Un elogio alla “bellezza dell’inutilità” e allo stesso tempo una condanna alla programmaticità dell’esistenza. Agire unicamente in ragione della profittabilità di un accadimento significa impostare una vita intera su quel meccanismo e, di conseguenza, perdere il legame naturale con le azioni prive di utilità. Quello tra le attività umane e la loro funzione è un legame antico, che trae origine dalla lotta per la sopravvivenza. In natura gli esseri viventi passano buona parte del loro tempo alla ricerca del cibo, dunque appresso ad un agire che pretende stretta connessione tra l’azione e la motivazione. Questo meccanismo, nell’uomo, è andato incontro a varie forme di degenerazione, ma il vero cortocircuito corrisponde al passaggio dall’indispensabile al superfluo. Il superfluo, in sé e per sé, ha valore per ciò che è, non certo per la sua utilità. In questo senso sembra soddisfare il paradigma dell’“agire senza scopo” di cui parla Pessoa. Il problema dell’uomo, tuttavia, è che non anela all’inutilità beatificatrice di azioni, eventi ed intenzioni, ma ad un preciso rapporto con il superfluo basato sul possesso. Attribuire utilità al superfluo che si ricava dal possesso delle cose e, di conseguenza, fare qualunque cosa pur di possederle è ciò che spezza quel legame antico tra l’essere e la generatività intrinseca dell’ozio operoso. Il controllo, il dominio, il possesso sulle cose del mondo – anche quelle poche che un povero o un modesto uomo si può permettere – pretende un cursus honorum, una sequela di eventi nella quale ciascuno si trova a spendere gran parte del suo tempo a programmare, pianificare, progettare. Se in questo quadro si vede dipinto uno scenario che sa, in fondo, di pura normalità, forse valutare le conseguenze di questo atteggiamento collettivo su se stessi può aiutare a metterne a fuoco il (vero) profilo orripilante e a renderne più chiare le conseguenze tragiche. Per far questo occorre trasformarsi da soggetto attivo a soggetto passivo e immaginare come si è visti dagli occhi dell’uomo che insegue la materialità e il possesso delle cose (superflue): valutati unicamente per i vantaggi che si offrono o che non si offrono. Possiamo essere certi che, in assenza di una utilità da offrire come merce di scambio, (pressoché) nessuno si curerebbe di noi.
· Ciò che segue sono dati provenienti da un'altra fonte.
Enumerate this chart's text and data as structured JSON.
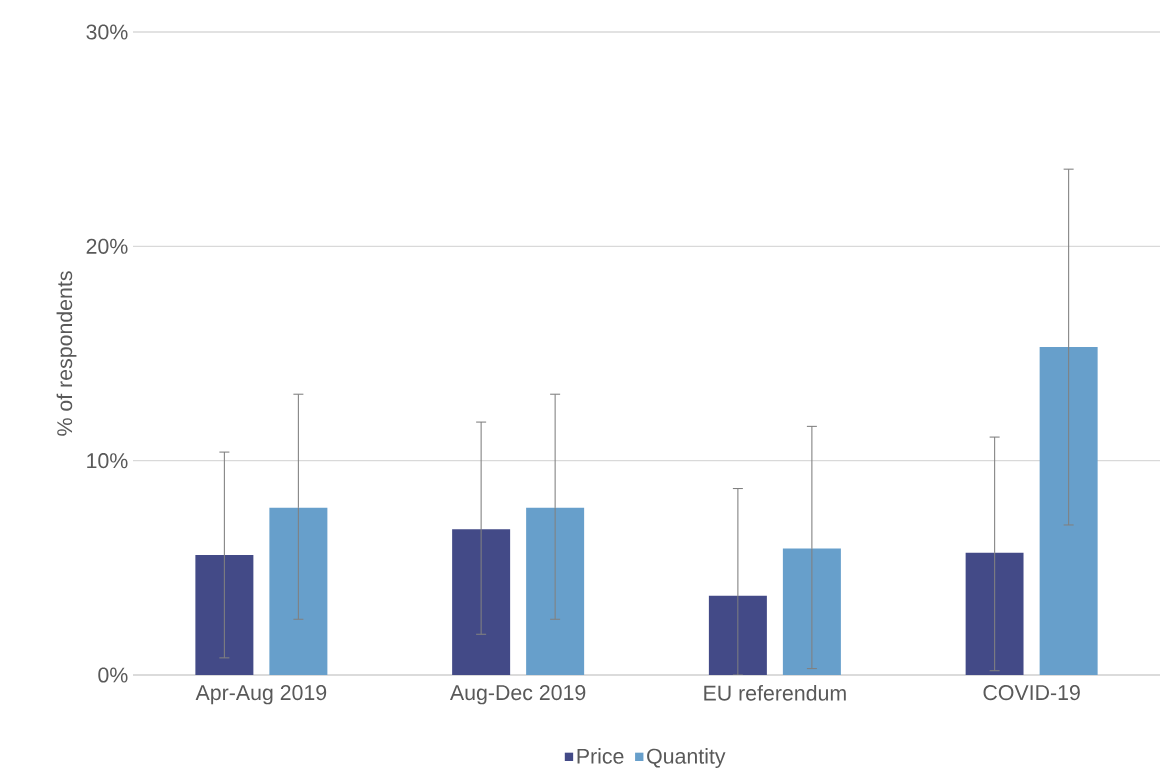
{
  "chart_data": {
    "type": "bar",
    "ylabel": "% of respondents",
    "categories": [
      "Apr-Aug 2019",
      "Aug-Dec 2019",
      "EU referendum",
      "COVID-19"
    ],
    "series": [
      {
        "name": "Price",
        "color": "#434a87",
        "values": [
          5.6,
          6.8,
          3.7,
          5.7
        ],
        "errors": [
          [
            0.8,
            10.4
          ],
          [
            1.9,
            11.8
          ],
          [
            0,
            8.7
          ],
          [
            0.2,
            11.1
          ]
        ]
      },
      {
        "name": "Quantity",
        "color": "#679fcb",
        "values": [
          7.8,
          7.8,
          5.9,
          15.3
        ],
        "errors": [
          [
            2.6,
            13.1
          ],
          [
            2.6,
            13.1
          ],
          [
            0.3,
            11.6
          ],
          [
            7.0,
            23.6
          ]
        ]
      }
    ],
    "ylim": [
      0,
      30
    ],
    "yticks": [
      {
        "value": 0,
        "label": "0%"
      },
      {
        "value": 10,
        "label": "10%"
      },
      {
        "value": 20,
        "label": "20%"
      },
      {
        "value": 30,
        "label": "30%"
      }
    ],
    "grid": "y",
    "legend": "bottom"
  }
}
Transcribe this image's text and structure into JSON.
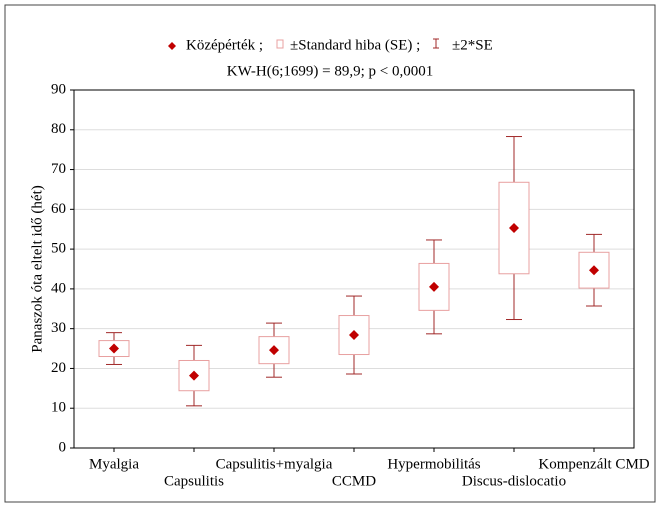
{
  "chart_data": {
    "type": "mean-se-box",
    "legend": {
      "mean": "Középérték ;",
      "se": "±Standard hiba (SE) ;",
      "se2": "±2*SE"
    },
    "subtitle": "KW-H(6;1699) = 89,9; p < 0,0001",
    "y_label": "Panaszok óta eltelt idő (hét)",
    "categories": [
      "Myalgia",
      "Capsulitis",
      "Capsulitis+myalgia",
      "CCMD",
      "Hypermobilitás",
      "Discus-dislocatio",
      "Kompenzált CMD"
    ],
    "means": [
      25,
      18.2,
      24.6,
      28.4,
      40.5,
      55.3,
      44.7
    ],
    "se": [
      2,
      3.8,
      3.4,
      4.9,
      5.9,
      11.5,
      4.5
    ],
    "mean_color": "#c00000",
    "box_color": "#e8a0a0",
    "whisker_color": "#a02828",
    "ylim": [
      0,
      90
    ],
    "yticks": [
      0,
      10,
      20,
      30,
      40,
      50,
      60,
      70,
      80,
      90
    ],
    "grid": true
  }
}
Tuttavia, in un mondo dove tutti si muovono in questa direzione, la scelta obbligata diventa quella di rinunciare alla grandezza e alla bellezza, ossia al superfluo senza possesso. Magari, portando con noi questa riflessione, spaventati dall’essere, in ultimo, aguzzini di noi stessi, faremo pervenire un diverso e più benevolo sguardo al musicista di strada che propaga per la via in cui ci troviamo a camminare la sua bella melodia, senza nulla chiederci in cambio; e faremo così, invece di concentrarci grettamente sul suo capello rivoltato a terra, trafitti dal pensiero che – come penserebbe il meschino – stia suonando soltanto per averne un tornaconto.